Estamos falando do modelo Diplomata, que foi desenvolvido e produzido pela extinta marca Nielson, hoje Busscar. A fabricante catarinense apresentou essa versão de carroçaria, ainda no começo da década de 1960, inspirada num modelo de ônibus norte-americano, projetado pela marca Flxible e que foi importado pelo Expresso Brasileiro de Viação. O surgimento da geração Diplomata deveu-se à um pedido inusitado, de uma transportadora da cidade de Mogi das Cruzes, em São Paulo, que desafiou a empresa de Joinville a criar algo inovador.

Assim, em 1962, sobre um chassi LP321 da Mercedes-Benz, surge no mercado a primeira versão da linha Diplomata. A carroçaria, com suas peculiaridades, acabou agradando o setor, fato que colocava os irmãos Augusto e Eugênio Nielson no jogo da produção de ônibus no Brasil. Será que eles imaginavam que seu modelo duraria tanto tempo em meio ao segmento do transporte rodoviário?

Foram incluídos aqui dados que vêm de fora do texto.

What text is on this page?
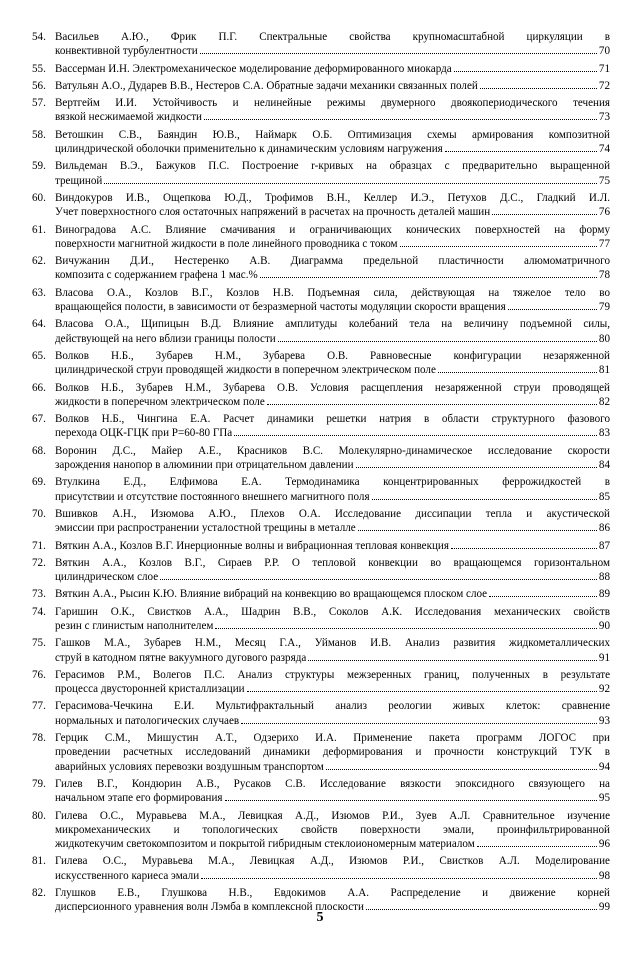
54. Васильев А.Ю., Фрик П.Г. Спектральные свойства крупномасштабной циркуляции в
конвективной турбулентности	70
55. Вассерман И.Н. Электромеханическое моделирование деформированного миокарда	71
56. Ватульян А.О., Дударев В.В., Нестеров С.А. Обратные задачи механики связанных полей	72
57. Вертгейм И.И. Устойчивость и нелинейные режимы двумерного двоякопериодического течения
вязкой несжимаемой жидкости	73
58. Ветошкин С.В., Баяндин Ю.В., Наймарк О.Б. Оптимизация схемы армирования композитной
цилиндрической оболочки применительно к динамическим условиям нагружения	74
59. Вильдеман В.Э., Бажуков П.С. Построение r-кривых на образцах с предварительно выращенной
трещиной	75
60. Виндокуров И.В., Ощепкова Ю.Д., Трофимов В.Н., Келлер И.Э., Петухов Д.С., Гладкий И.Л.
Учет поверхностного слоя остаточных напряжений в расчетах на прочность деталей машин	76
61. Виноградова А.С. Влияние смачивания и ограничивающих конических поверхностей на форму
поверхности магнитной жидкости в поле линейного проводника с током	77
62. Вичужанин Д.И., Нестеренко А.В. Диаграмма предельной пластичности алюмоматричного
композита с содержанием графена 1 мас.%	78
63. Власова О.А., Козлов В.Г., Козлов Н.В. Подъемная сила, действующая на тяжелое тело во
вращающейся полости, в зависимости от безразмерной частоты модуляции скорости вращения	79
64. Власова О.А., Щипицын В.Д. Влияние амплитуды колебаний тела на величину подъемной силы,
действующей на него вблизи границы полости	80
65. Волков Н.Б., Зубарев Н.М., Зубарева О.В. Равновесные конфигурации незаряженной
цилиндрической струи проводящей жидкости в поперечном электрическом поле	81
66. Волков Н.Б., Зубарев Н.М., Зубарева О.В. Условия расщепления незаряженной струи проводящей
жидкости в поперечном электрическом поле	82
67. Волков Н.Б., Чингина Е.А. Расчет динамики решетки натрия в области структурного фазового
перехода ОЦК-ГЦК при P=60-80 ГПа	83
68. Воронин Д.С., Майер А.Е., Красников В.С. Молекулярно-динамическое исследование скорости
зарождения нанопор в алюминии при отрицательном давлении	84
69. Втулкина Е.Д., Елфимова Е.А. Термодинамика концентрированных феррожидкостей в
присутствии и отсутствие постоянного внешнего магнитного поля	85
70. Вшивков А.Н., Изюмова А.Ю., Плехов О.А. Исследование диссипации тепла и акустической
эмиссии при распространении усталостной трещины в металле	86
71. Вяткин А.А., Козлов В.Г. Инерционные волны и вибрационная тепловая конвекция	87
72. Вяткин А.А., Козлов В.Г., Сираев Р.Р. О тепловой конвекции во вращающемся горизонтальном
цилиндрическом слое	88
73. Вяткин А.А., Рысин К.Ю. Влияние вибраций на конвекцию во вращающемся плоском слое	89
74. Гаришин О.К., Свистков А.А., Шадрин В.В., Соколов А.К. Исследования механических свойств
резин с глинистым наполнителем	90
75. Гашков М.А., Зубарев Н.М., Месяц Г.А., Уйманов И.В. Анализ развития жидкометаллических
струй в катодном пятне вакуумного дугового разряда	91
76. Герасимов Р.М., Волегов П.С. Анализ структуры межзеренных границ, полученных в результате
процесса двусторонней кристаллизации	92
77. Герасимова-Чечкина Е.И. Мультифрактальный анализ реологии живых клеток: сравнение
нормальных и патологических случаев	93
78. Герцик С.М., Мишустин А.Т., Одзерихо И.А. Применение пакета программ ЛОГОС при
проведении расчетных исследований динамики деформирования и прочности конструкций ТУК в
аварийных условиях перевозки воздушным транспортом	94
79. Гилев В.Г., Кондюрин А.В., Русаков С.В. Исследование вязкости эпоксидного связующего на
начальном этапе его формирования	95
80. Гилева О.С., Муравьева М.А., Левицкая А.Д., Изюмов Р.И., Зуев А.Л. Сравнительное изучение
микромеханических и топологических свойств поверхности эмали, проинфильтрированной
жидкотекучим светокомпозитом и покрытой гибридным стеклоиономерным материалом	96
81. Гилева О.С., Муравьева М.А., Левицкая А.Д., Изюмов Р.И., Свистков А.Л. Моделирование
искусственного кариеса эмали	98
82. Глушков Е.В., Глушкова Н.В., Евдокимов А.А. Распределение и движение корней
дисперсионного уравнения волн Лэмба в комплексной плоскости	99
5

As primeiras unidades fabricadas do Diplomata

No ano seguinte, a família Nielson resolveu abandonar a marcenaria, atividade adotada em seu princípio para, exclusivamente, se dedicar à fabricação das carroçarias para ônibus. Dessa maneira, contando, apenas com poucos recursos num processo que exigia dedicação, esforço e muito trabalho, os pioneiros da marca catarinense arregaçaram as mangas para fidelizar o Diplomata no mercado.

De início, seu visual era formado pelo desenho do teto, em dois planos, janelas inclinadas, chapeamento frisado, faróis redondos, vigia traseiro com grades e acabamento interno simples.

No decorrer da década de 1960, a linha Diplomata manteve suas peculiaridades estéticas. Visualmente, se destacava perante a concorrência, com harmonia no teto de dois planos e outros detalhes construtivos, sendo uma carroçaria que equipava os chassis com motorização dianteira presentes no Brasil. Claro que, também, chegou a encarroçar modelos com motores traseiros.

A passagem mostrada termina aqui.